3. The language doesn’t matter
This follows on from my last point. Don’t get hung up on whatever programming language your intro to programming module uses, you’re not really learning the programming language, you’re learning how to program – Two completely different tasks. You should try and learn the language through which you’re learning to program, but don’t worry too much about the syntax/semantics of that particular language too much; just try and get your head around what’s going on. Being able to read code and more or less understand it regardless of the language is an invaluable skill.
4. Office hours / Contact points; Use them!
Lectures will tend to have some form of office hours, discussion boards or email which you can use to engage with them over the module material. Making use of this time can help you make a good impression with that particular lecturer, and can help you when you go looking for extensions, etc as you will have already built up a rapport with them. They can see you’re engaging with the material, and are trying your damnest to understand it.
5. Download and archive lecture/module material
You should make it regular practice to download and maintain offline and local copies of your lectures. If they’re pre-recorded or have recordings attached it may also be useful to download and store the actual videos themselves, of course don’t disseminate those recordings – that could get you in a world of shit with your particular university, but keeping it locally on an old harddrive might save you if you find out you’ve failed the module, but they’ve taken all the lecture material down from the course webpage/VLE when you go to study for the supplimentary examination session.
6. If you have a mentor / tutor in your college, touch base with them!
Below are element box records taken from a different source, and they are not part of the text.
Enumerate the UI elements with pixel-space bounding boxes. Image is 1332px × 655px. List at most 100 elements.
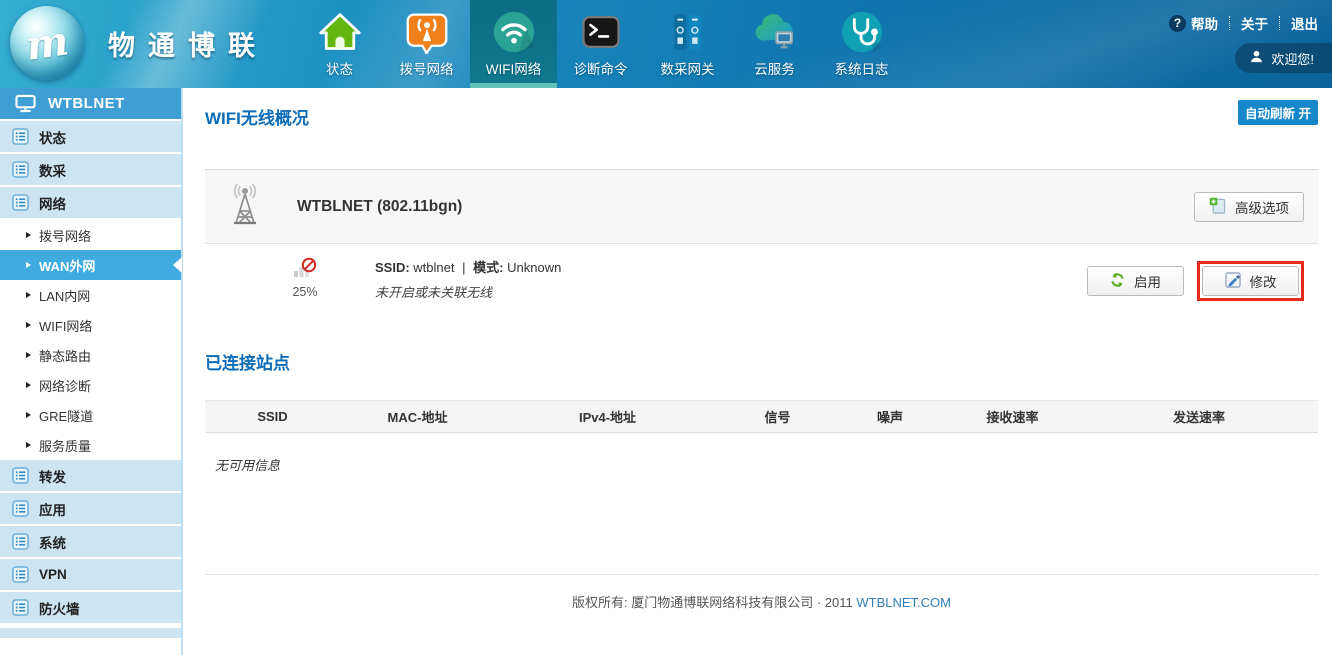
caret-right-icon <box>26 382 31 388</box>
nav-tab-system-log[interactable]: 系统日志 <box>818 0 905 88</box>
logout-link[interactable]: 退出 <box>1291 13 1318 33</box>
top-nav: 状态 拨号网络 WIFI网络 诊断命令 数采网关 <box>296 0 905 88</box>
sidebar-item-qos[interactable]: 服务质量 <box>0 430 181 460</box>
nav-tab-diagnostic-command[interactable]: 诊断命令 <box>557 0 644 88</box>
sidebar-item-network-diagnose[interactable]: 网络诊断 <box>0 370 181 400</box>
page-plus-icon <box>1209 197 1226 217</box>
nav-tab-data-gateway[interactable]: 数采网关 <box>644 0 731 88</box>
wifi-action-buttons: 启用 修改 <box>1087 261 1304 301</box>
caret-right-icon <box>26 442 31 448</box>
column-rx-rate: 接收速率 <box>945 407 1080 426</box>
wireless-disabled-note: 未开启或未关联无线 <box>375 282 561 301</box>
sidebar-item-forward[interactable]: 转发 <box>0 460 181 493</box>
terminal-icon <box>580 4 622 60</box>
about-link[interactable]: 关于 <box>1241 13 1268 33</box>
caret-right-icon <box>26 322 31 328</box>
wifi-overview-panel: WTBLNET (802.11bgn) 高级选项 25% <box>205 169 1318 319</box>
list-icon <box>12 194 29 211</box>
page-title: WIFI无线概况 <box>205 104 1318 129</box>
brand-logo-icon: m <box>10 6 84 80</box>
column-ipv4: IPv4-地址 <box>495 407 720 426</box>
ssid-value: wtblnet <box>413 260 454 275</box>
welcome-button[interactable]: 欢迎您! <box>1235 43 1332 73</box>
empty-table-message: 无可用信息 <box>215 455 1318 474</box>
list-icon <box>12 128 29 145</box>
gateway-icon <box>666 4 710 60</box>
help-icon: ? <box>1169 15 1186 32</box>
help-link[interactable]: ?帮助 <box>1169 13 1218 33</box>
copyright-text: 版权所有: 厦门物通博联网络科技有限公司 · 2011 <box>572 595 853 610</box>
wifi-panel-title: WTBLNET (802.11bgn) <box>297 198 462 216</box>
syslog-stethoscope-icon <box>839 4 885 60</box>
enable-button[interactable]: 启用 <box>1087 266 1184 296</box>
monitor-icon <box>15 94 36 113</box>
wifi-status-text: SSID: wtblnet | 模式: Unknown 未开启或未关联无线 <box>375 257 561 301</box>
nav-tab-dial-network[interactable]: 拨号网络 <box>383 0 470 88</box>
user-icon <box>1250 50 1263 66</box>
sidebar-item-wan[interactable]: WAN外网 <box>0 250 181 280</box>
divider <box>1279 16 1280 30</box>
sidebar: WTBLNET 状态 数采 网络 拨号网络 WAN外网 LAN内网 WIF <box>0 88 183 655</box>
stations-table-header: SSID MAC-地址 IPv4-地址 信号 噪声 接收速率 发送速率 <box>205 400 1318 433</box>
refresh-icon <box>1110 272 1125 291</box>
caret-right-icon <box>26 292 31 298</box>
sidebar-item-partial <box>0 626 181 638</box>
sidebar-item-network[interactable]: 网络 <box>0 187 181 220</box>
brand: m 物通博联 <box>10 6 268 80</box>
edit-pencil-icon <box>1225 272 1241 291</box>
column-mac: MAC-地址 <box>340 407 495 426</box>
sidebar-item-application[interactable]: 应用 <box>0 493 181 526</box>
sidebar-item-data-collect[interactable]: 数采 <box>0 154 181 187</box>
footer: 版权所有: 厦门物通博联网络科技有限公司 · 2011 WTBLNET.COM <box>205 592 1318 611</box>
ssid-label: SSID: <box>375 260 410 275</box>
main-content: WIFI无线概况 自动刷新 开 WTBLNET (802.11bgn) 高级选项 <box>183 88 1332 655</box>
sidebar-item-lan[interactable]: LAN内网 <box>0 280 181 310</box>
mode-value: Unknown <box>507 260 561 275</box>
brand-name: 物通博联 <box>108 24 268 63</box>
modify-highlight-box: 修改 <box>1197 261 1304 301</box>
list-icon <box>12 533 29 550</box>
list-icon <box>12 500 29 517</box>
nav-tab-wifi-network[interactable]: WIFI网络 <box>470 0 557 88</box>
mode-label: 模式: <box>473 260 503 275</box>
caret-right-icon <box>26 232 31 238</box>
sidebar-item-static-route[interactable]: 静态路由 <box>0 340 181 370</box>
signal-disabled-icon <box>293 266 317 283</box>
wifi-panel-header: WTBLNET (802.11bgn) 高级选项 <box>205 169 1318 244</box>
sidebar-item-system[interactable]: 系统 <box>0 526 181 559</box>
connected-stations-title: 已连接站点 <box>205 349 1318 374</box>
column-signal: 信号 <box>720 407 835 426</box>
list-icon <box>12 566 29 583</box>
sidebar-item-status[interactable]: 状态 <box>0 121 181 154</box>
advanced-options-button[interactable]: 高级选项 <box>1194 192 1304 222</box>
home-icon <box>318 4 362 60</box>
signal-percent: 25% <box>281 285 329 299</box>
sidebar-item-gre-tunnel[interactable]: GRE隧道 <box>0 400 181 430</box>
ssid-line: SSID: wtblnet | 模式: Unknown <box>375 257 561 276</box>
top-header: m 物通博联 状态 拨号网络 WIFI网络 诊断命令 <box>0 0 1332 88</box>
caret-right-icon <box>26 412 31 418</box>
wifi-status-row: 25% SSID: wtblnet | 模式: Unknown 未开启或未关联无… <box>205 244 1318 319</box>
antenna-tower-icon <box>223 181 267 232</box>
wifi-icon <box>491 4 537 60</box>
list-icon <box>12 467 29 484</box>
sidebar-item-dial-network[interactable]: 拨号网络 <box>0 220 181 250</box>
modify-button[interactable]: 修改 <box>1202 266 1299 296</box>
header-utility-links: ?帮助 关于 退出 <box>1169 13 1318 33</box>
column-noise: 噪声 <box>835 407 945 426</box>
cloud-icon <box>752 4 798 60</box>
sidebar-device-title: WTBLNET <box>0 88 181 121</box>
nav-tab-cloud-service[interactable]: 云服务 <box>731 0 818 88</box>
sidebar-item-firewall[interactable]: 防火墙 <box>0 592 181 625</box>
caret-right-icon <box>26 262 31 268</box>
wtblnet-link[interactable]: WTBLNET.COM <box>856 595 951 610</box>
nav-tab-status[interactable]: 状态 <box>296 0 383 88</box>
dial-network-icon <box>405 4 449 60</box>
list-icon <box>12 161 29 178</box>
pipe-separator: | <box>462 260 465 275</box>
sidebar-item-vpn[interactable]: VPN <box>0 559 181 592</box>
column-ssid: SSID <box>205 409 340 424</box>
sidebar-item-wifi-network[interactable]: WIFI网络 <box>0 310 181 340</box>
list-icon <box>12 599 29 616</box>
auto-refresh-toggle[interactable]: 自动刷新 开 <box>1238 100 1318 125</box>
Some colleges/instititions have a mentorship program whereby students in older years mentor a group of incoming Freshman for their first year, providing them with useful tips/tricks and helping them acclimate to college life. In other cases, these mentors might be a member of staff who acts as your advocate in matters where you need to deal with the College. It’s vital that your tutor knows who you are, what you’re doing and that sort of thing before you run into trouble. You don’t want your first point of contact with them being knee-deep into a plaigerism case, that’s for sure.
7. Don’t plaigerise
Following on from that last point; don’t plaigerise. This includes pulling code from stack overflow verbaitm, and copying eachothers work. Lecturers see this year after year and they often know the particular websites and resources students are using, year after year. They’re not stupid – so you shouldn’t treat them like they are. You should be able to justify how you got to your solution entirely from the lecture materials or reading list – If you used an online source be prepared to have to source it.
8. Manage your workload
Lecturers are lazy, they don’t have any form of co-ordination as to when they plan things such as Assignments and readings. You will have hell weeks where you have 8,000 words due as well as several coding assignments, that’s just a fact of life – particularly in the run up to reading week, or the end of semester. You should anticipate this and plan accordingly. Don’t leave lectures unwatched and readings ignored up until the assignments are released. That is how you end up completely overworked and overwhelmed. Pace yourself, avoid burnout and make use of a planner so you can keep track of all of the demands of college life.
9. Have fun
College is essentially the most free you will ever be, don’t be afraid to kick back a few times a month and just be present. Take part in societies, join the student’s union – meet people. You will regret it if you don’t. Friends made in college have the potential to be friends for life. It’s also the time to make all the mistakes that each of us eventually do; know your own limits and know when to say no.
I’ll probably come back to this list from time to time, re-phrase it and add additional points as I come across them. I know this comes off as very preachy, and the advice I have given is rather generic, but that’s simply because it needs to be said – I break and have broken a lot of this over the last year and I fully intend on doing it again.